Without his even being aware that it was happening, Paul's face rearranged itself into the expression of sincere concentration he always wore while listening to editors. He thought of this as his Can I Help You, Lady? expression. That was because most editors were like women who drive into service stations and tell the mechanic to fix whatever it is that's making that knocking sound under the hood or going wonk-wonk inside the dashboard, and please have it done an hour ago. A look of sincere concentration was good because it flattered them, and when editors were flattered, they would sometimes give in on some of their mad ideas.
"How is it a cheat?" he asked.
"Well, Geoffrey rode for the doctor," she said. "That's all right. That happened in Chapter 38 of Misery's Child. But the doctor never came, as you well know, because Geoffrey's horse tripped on the top rail of that rotten Mr Cranthorpe's toll-gate when Geoffrey tried to jump it - I hope that dirty bird gets his comeuppance in Misery's Retum, Paul, I really do - and Geoffrey broke his shoulder and some of his ribs and lay there most of the night in the rain until the sheep-herder's boy came along and found him. So the doctor never came. You see?"
"Yes." He found himself suddenly unable to take his eyes from her face.
He had thought she was putting on an editor's hat - maybe even trying on a collaborator's chapeau, preparing to tell him what to write and how to write it. But that was not so. Mr Cranthorpe, for instance. She hoped Mr Cranthorpe would get his comeuppance, but she did not demand it. She saw the story's creative course as something outside of her hands, in spite of her obvious control of him. But some things simply could not be done. Creativity or the lack of it had no bearing on these things; to do them was as foolish as issuing a proclamation revoking the law of gravity or trying to play table-tennis with a brick. She really was Constant Reader, but Constant Reader did not mean Constant Sap.
She would not allow him to kill Misery... but neither would she allow him to cheat Misery back to life.
But Christ, I DID kill her, he thought wearily. What am I going to do?
"When I was a girl," she said, "they used to have chapter-plays at the movies. An episode a week. The Masked Avenger, and Flash Gordon, even one about Frank Buck, the man who went to Africa to catch wild animals and who could subdue lions and tigers just by staring at them.

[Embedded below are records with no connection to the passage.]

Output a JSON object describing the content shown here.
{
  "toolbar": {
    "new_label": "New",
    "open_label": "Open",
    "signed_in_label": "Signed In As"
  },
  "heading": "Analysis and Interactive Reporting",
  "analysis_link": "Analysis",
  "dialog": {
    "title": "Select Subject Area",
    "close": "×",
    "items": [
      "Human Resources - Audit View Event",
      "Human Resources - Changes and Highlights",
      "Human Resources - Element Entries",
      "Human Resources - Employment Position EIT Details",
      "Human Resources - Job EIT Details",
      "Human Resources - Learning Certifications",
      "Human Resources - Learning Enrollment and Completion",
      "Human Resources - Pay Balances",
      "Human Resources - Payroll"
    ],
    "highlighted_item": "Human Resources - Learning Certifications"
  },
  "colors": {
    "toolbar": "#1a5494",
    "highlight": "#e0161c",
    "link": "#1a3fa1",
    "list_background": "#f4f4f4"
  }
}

Do you remember the chapter-plays?"
"I remember them, but you can't be that old, Annie - you must have seen them on TV, or had an older brother or sister who told you about them." At the corners of her mouth dimples appeared briefly in the solidity of flesh and then disappeared. "Go on with you, you fooler! I did have an older brother, though, and we used to go to the movies every Saturday afternoon. This was in Bakersfield, California, where I grew up. And while I always used to enjoy the newsreel and the color cartoons and the feature, what I really looked forward to was the next installment of the chapter-play. I'd find myself thinking about it at odd moments all week long. If a class was boring, or if I had to babysit Mrs Krenmitz's four brats downstairs. I used to hate those little brats." Annie lapsed into a moody silence, staring into the corner. She had become unplugged. It was the first time this had happened in some days, and he wondered uneasily if it meant she was slipping into the lower part of her cycle. If so, he had better batten down his hatches.
At last she came out of it, as always with an expression of faint surprise, as if she had not really expected the world to still be here.
"Rocket Man was my favorite. There he would be at the end of Chapter 6, Death in the Sky, unconscious while his plane went into a power dive. Or at the end of Chapter 9, Fiery Doom, he'd be tied to a chair in a burning warehouse. Sometimes it was a car with no brakes, sometimes poison gas, sometimes electricity." Annie spoke of these things with an affection which was bizarre in its unmistakable genuineness.